November, 2009, my long-alienated partner of 24 years, Janna (a psychotherapist)—from whom I’d been more or less separated for 15 months—killed herself soon after discovering I’d fallen in love the year before with a woman in my department, Terese, who reincarnated a love decades ago, when I was 27. I expect one would react like “You must be joking”: Psychotherapists are the persons who prevent suicides. Janna had a veritable village in San Francisco of persons who loved her, including professional colleagues who were dear friends—and me.

Even though we remained family to each other in the few years before her act, she gave me no advance sign that her despairs (which I knew intimately) were overtaking her. I was so shocked by her sister’s email to everyone on Janna’s contact list that my first reaction was anger that Janna hadn’t let me know she was overtaken. I expressed my anger in a blog, including a photo of one of her clients who’d recently stopped chemotherapy, as if that was Janna surrendering to her empathy (which was one of Janna’s issues: difficulty bearing so much of others’ suffering she couldn’t dissolve).

I received a long letter from Janna via snailmail two days later. She had not let anyone know of her plan, which wasn’t sudden but deliberately hidden for months.

In retrospect—but over a year later—I realized that I might have seen it coming. It was not about us, she insisted. Janna’s learning of Terese wasn’t mentioned in her letter. The topic had only come up in conversation, due to offhand comments from a mutual friend. My infatuation with Terese happened the fall of 2008—no “mid-life crisis,” just luscious inspiration and fun. Janna and I had been non-partners, but still family, since 2006. For several years, our separating lives had seemed to be good for each of us (after two decades). We still loved doing things together.

However, there were points of evidence I might have kept in mind that might have gelled presciently. Janna’s letter intimated as much (though she was occupied with her own despairs, intent on absolving me and everyone else of responsibility). I could have been more sensitive to her immersion in her practice, 2006 onward (giving less and less time to her own needs, evidently), as if—now it dawns—she was letting herself merge with their lives (which she knew better than to do, I presumed). She was not terminally ill physically. My life was not the reason for Janna ending her life.
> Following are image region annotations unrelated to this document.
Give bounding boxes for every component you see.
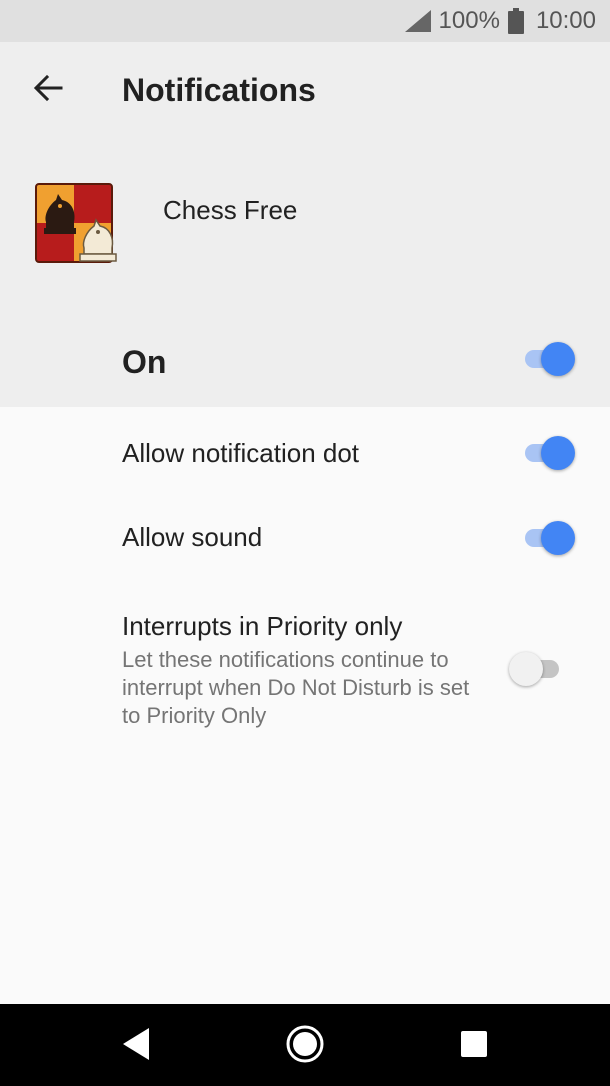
back-arrow-icon: [33, 73, 63, 108]
sound-switch[interactable]: [519, 517, 577, 557]
priority-only-switch[interactable]: [505, 648, 563, 688]
page-title: Notifications: [122, 72, 316, 108]
back-triangle-icon: [121, 1027, 151, 1066]
battery-percent: 100%: [438, 7, 500, 34]
master-toggle-switch[interactable]: [519, 338, 577, 378]
switch-thumb: [509, 652, 543, 686]
setting-label: Interrupts in Priority only: [122, 611, 403, 641]
master-toggle-label: On: [122, 344, 167, 380]
recents-square-icon: [461, 1030, 487, 1062]
status-bar: 100% 10:00: [0, 0, 610, 42]
app-name: Chess Free: [163, 195, 298, 225]
nav-back-button[interactable]: [111, 1021, 161, 1071]
switch-thumb: [541, 436, 575, 470]
switch-thumb: [541, 342, 575, 376]
setting-label: Allow sound: [122, 522, 263, 552]
setting-label: Allow notification dot: [122, 438, 360, 468]
navigation-bar: [0, 1004, 610, 1086]
setting-summary: Let these notifications continue to inte…: [122, 647, 470, 728]
switch-thumb: [541, 521, 575, 555]
home-circle-icon: [285, 1024, 325, 1069]
signal-icon: [404, 10, 431, 32]
app-header: Notifications Chess Free On: [0, 42, 610, 407]
notification-dot-switch[interactable]: [519, 432, 577, 472]
nav-recents-button[interactable]: [449, 1021, 499, 1071]
back-button[interactable]: [22, 66, 74, 114]
nav-home-button[interactable]: [280, 1021, 330, 1071]
status-icons: 100% 10:00: [404, 0, 596, 42]
chess-app-icon: [34, 182, 118, 268]
battery-icon: [507, 8, 524, 34]
clock: 10:00: [535, 7, 596, 34]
She was haunted; she became a therapist in light of dealing with chronic issues from her youth (including anorexia, then bulimia—surface syndromes of deeper issues). The fair story isn’t short.

But hindsight can be a cruel shadow. Couples drift apart, not fully understanding why, as they pursue the differing validities that drew them apart. Abstraction about it is partly compensatory, I recognize. But we’re all unwitting players in being human: New parts of oneself emerge in relationships, without intrinsic guidance for “Us”—or older parts (once younger, thus potentially prevailing newly) or just other parts of oneself emerge into already-diverging courses of shared lives that often fail to find new, durable ways to continue sharing most of their time and interests and plans with each other.

Anyway, we reach for explanatory patterns that may dissolve the shadows. We want to believe our specialness is irreplaceable—or that our capabilities can match any challenge; then discover how commonly that belief turns out to be true for those who moved on, cherished their vulnerability (found enough self compassion), or did not.